On Friday, the National Taxpayers Union published data showing how Back To School Season Highlights High Cost of Import Taxes, including the great graphic below. Sadly, even those high tariffs are understated because they don’t account for the impacts of GSP expiration. NTU’s selected products faced at least $120 million in extra tariff payments in 2021, raising the real tariff rates faced even higher.

This stems from a reporting quirk that most people may not know: because tariffs paid during GSP lapses have always been refunded after renewal, the Census Bureau reports $0 in “calculated duties” for any product claiming GSP even though companies must pay the tariffs to import. NTU’s underlying data helps us show which products faced significantly higher tariffs:

  • Backpacks: 28.4% real average tariff. Backpacks faced $50 million in extra tariffs due to GSP expiration in 2021, raising tariffs paid to $286 million on a little over $1 billion in total imports.
  • Gym bags and similar products: 28.1% real average tariff. These products faced $49 million in extra tariffs due to GSP expiration in 2021, raising tariffs paid to $273 million on $970 million in total imports.
  • Pencils: 6.2% real average tariff. Pencils faced $3.4 million in extra tariffs due to GSP expiration in 2021, raising tariffs paid to $13 million on a little over $200 million in total imports, well above the 4.6% tariff implied by the official data.
  • Electric guitars: 5.7% real average tariff. Flutes were in the graphic, but not a big GSP import last year. However, more than a quarter of all U.S. electric guitar imports claimed GSP, and they faced $4.6 million in extra tariffs due to GSP expiration in 2021. Total tariffs paid were $18 million on $310 million in total imports for a real average tariff that is almost 40% higher than the 4.2% rate implied by the official data.
  • Bicycles: GSP-claiming products faced $15 million in extra tariffs due to GSP expiration in 2021. However, many bicycles from Cambodia did not claim GSP in the early months of 2021 especially, so the impact is bigger (more than $15 million in tariffs are likely eligible for refunds). Given the claiming issue, it is impossible to know the “real vs reported” until companies can file refund claims, but it is tens of millions of dollars in extra tariffs.

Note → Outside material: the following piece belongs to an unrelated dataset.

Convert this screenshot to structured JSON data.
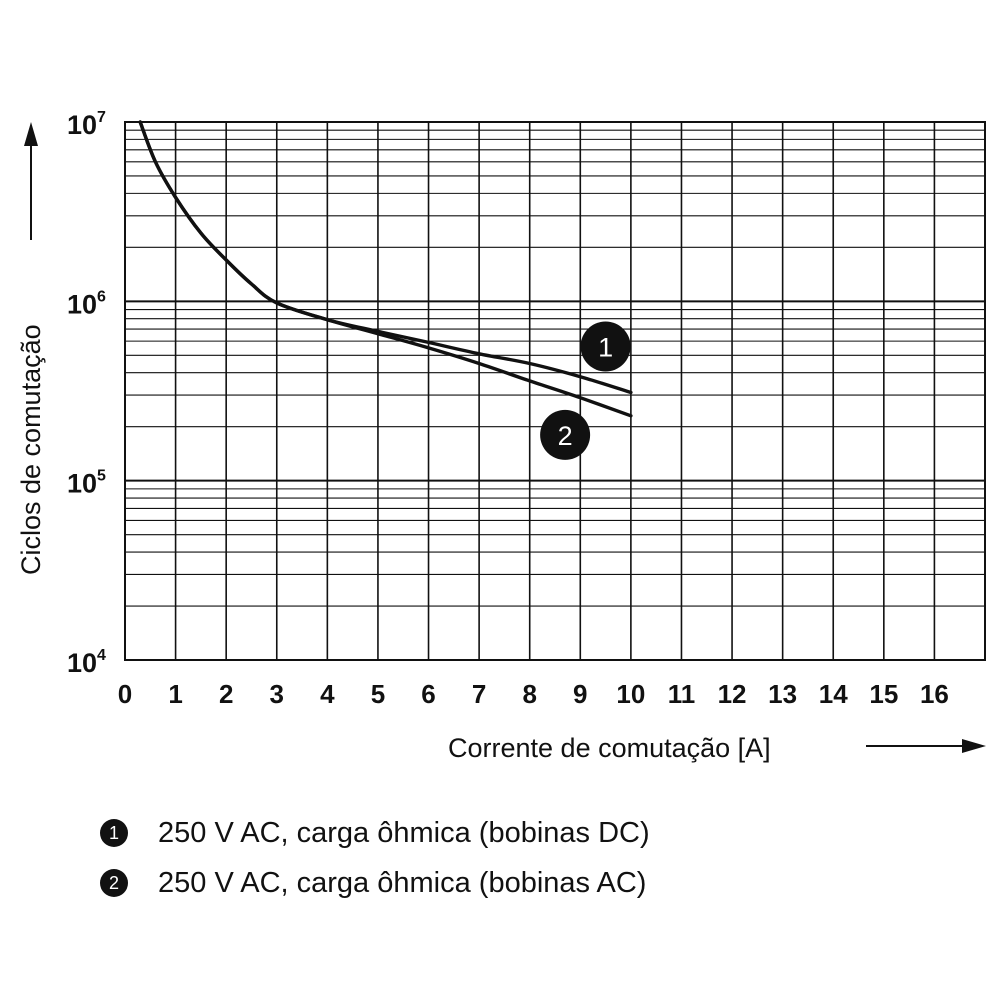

The NTU graphic used 2021 data – so we did too – but GSP expiration’s harm on “Back to School 2022” is likely even bigger. The share of imports from the world claiming GSP for many of these products is rising as companies seek to diversify sources out of China. The share of backpack imports from the world claiming GSP rose from 28% in 2021 to 32% in the first half of 2022, “gym bag” products rose from 26% to 32%, and pencils rose from 27% to 30%.

Similarly, while only 1.5% of flutes claimed GSP in 2021, that figure rose to 12.5% in the first half of 2022. GSP imports of flutes have averaged $272,000 per month in 2022, versus $255,000 in all of 2021.

Extra tariffs on flutes and all those other products may not be noticed by policymakers, but there are surely some parents out there wondering why it costs so much to buy a new flute this year. Congress can help alleviate these pressures – or at least for Halloween and holiday shopping – by renewing GSP when it returns in September.